Components of the online application are as follows:
Educational and Employment History
Essay Questions (goals, experiences, and skills relevant to the opportunity)
Transcripts/Academic Records - For this opportunity, an unofficial transcript or copy of the student academic records printed by the applicant or by academic advisors from internal institution systems may be submitted. Click here for detailed information about acceptable transcripts.
Submitted documents must have all social security numbers, student identification numbers, and/or dates of birth removed (blanked out, blackened out, made illegible, etc.) prior to uploading into the application system.
If you have questions, send an email to ARMY-MRMC@orise.orau.gov. Please list the reference code of this opportunity in the subject line of the email.
All documents must be in English or include an official English translation.

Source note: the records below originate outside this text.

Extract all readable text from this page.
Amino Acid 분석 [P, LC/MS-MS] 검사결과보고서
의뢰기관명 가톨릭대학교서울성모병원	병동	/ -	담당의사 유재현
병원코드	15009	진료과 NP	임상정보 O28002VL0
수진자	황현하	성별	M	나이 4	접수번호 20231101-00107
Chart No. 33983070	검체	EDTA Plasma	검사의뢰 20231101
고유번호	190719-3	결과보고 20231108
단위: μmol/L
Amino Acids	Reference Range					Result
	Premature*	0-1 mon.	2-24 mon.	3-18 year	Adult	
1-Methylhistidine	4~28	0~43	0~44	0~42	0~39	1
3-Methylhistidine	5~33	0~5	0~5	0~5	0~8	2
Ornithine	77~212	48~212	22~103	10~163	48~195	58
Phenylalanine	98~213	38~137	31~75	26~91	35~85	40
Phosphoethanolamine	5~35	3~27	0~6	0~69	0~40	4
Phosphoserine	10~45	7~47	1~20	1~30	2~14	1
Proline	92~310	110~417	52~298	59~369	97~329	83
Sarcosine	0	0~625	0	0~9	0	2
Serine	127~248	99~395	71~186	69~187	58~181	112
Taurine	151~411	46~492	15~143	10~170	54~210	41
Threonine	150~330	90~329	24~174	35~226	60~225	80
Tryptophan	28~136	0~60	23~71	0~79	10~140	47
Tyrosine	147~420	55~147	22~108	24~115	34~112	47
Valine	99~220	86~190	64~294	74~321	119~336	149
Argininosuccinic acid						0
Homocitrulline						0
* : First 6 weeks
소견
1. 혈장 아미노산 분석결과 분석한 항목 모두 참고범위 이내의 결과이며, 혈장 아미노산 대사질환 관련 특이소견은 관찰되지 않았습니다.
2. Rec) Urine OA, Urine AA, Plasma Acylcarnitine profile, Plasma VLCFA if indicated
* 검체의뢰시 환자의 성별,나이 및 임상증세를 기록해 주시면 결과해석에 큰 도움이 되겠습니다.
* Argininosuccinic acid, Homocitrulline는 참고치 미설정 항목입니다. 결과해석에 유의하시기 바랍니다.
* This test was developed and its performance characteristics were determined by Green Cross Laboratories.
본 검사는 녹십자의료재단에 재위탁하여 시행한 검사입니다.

Letter of Recommendation: While a letter of recommendation is not required to be considered, applicants are required to provide contact information for one recommendation in order to submit the application. Applicants are encouraged to request a letter of recommendation before submission as this may help reviewers have a better understanding of the applicant’s qualifications and interests. If selected, a letter recommendation must be submitted on your behalf upon acceptance of the appointment.
The U.S. Army Institute of Surgical Research (USAISR) is one of six research laboratories within the U.S. Army Medical Research and Development Command of the U.S. Army Futures Command. The Institute is the Army's lead research laboratory for improving the care of combat casualties. The mission of the Institute is to "Optimize Combat Casualty Care". For more information about USAISR: https://www.usaisr.amedd.army.mil
This is a training opportunity for an applied statistician/data scientist to learn principles of study design, data analysis, and clinical inference specific to conducting combat casualty care research. The participant will collaborate with scientists and clinicians to develop relevant and testable trauma-related research questions and hypotheses, design both animal and human studies, conduct statistical analyses in SAS, learn to analyze data using a variety of other statistical software programs (including but not limited to JMP, SigmaPlot, and GraphPad), apply advanced statistical theories, techniques, and methods to research data, and interpret statistical and clinical findings. The participant will also collaborate with researchers to prepare a variety of products including study protocols, abstracts, and peer-reviewed publications.
This appointment is a twelve month research appointment, with the possibility to be renewed for additional research periods. Appointments may be extended depending on funding availability, project assignment, program rules, and availability of the participant.
Participants will receive a stipend to be determined by USAISR. Stipends are typically based on the participant’s academic standing, discipline, experience, and research facility location. Other benefits may include the following:
Health Insurance Supplement. Participants are eligible to purchase health insurance through ORISE.
Training and Travel Allowance
Nature of Appointment
The participant will not enter into an employee/employer relationship with ORISE, ORAU, DOD, or any other office or agency. Instead, the participant will be affiliated with ORISE for the administration of the appointment through the ORISE appointment letter and Terms of Appointment.
The participant should be a scientist with a graduate degree in statistics, applied mathematics, or data science and 5+ years of work experience (MS) or 3+ years of work experience (PhD). Skills and experience that are favorable include teaching advanced statistics or data science classes, calculating sample size/power, and preparing publication quality tables and figures. A thorough knowledge of the theory and techniques of applied statistical methods such as linear mixed models, generalized estimating equations, analysis of non-parametric data, and survival analysis are preferred. Strong data management skills as well as knowledge of SAS programming language are highly desirable.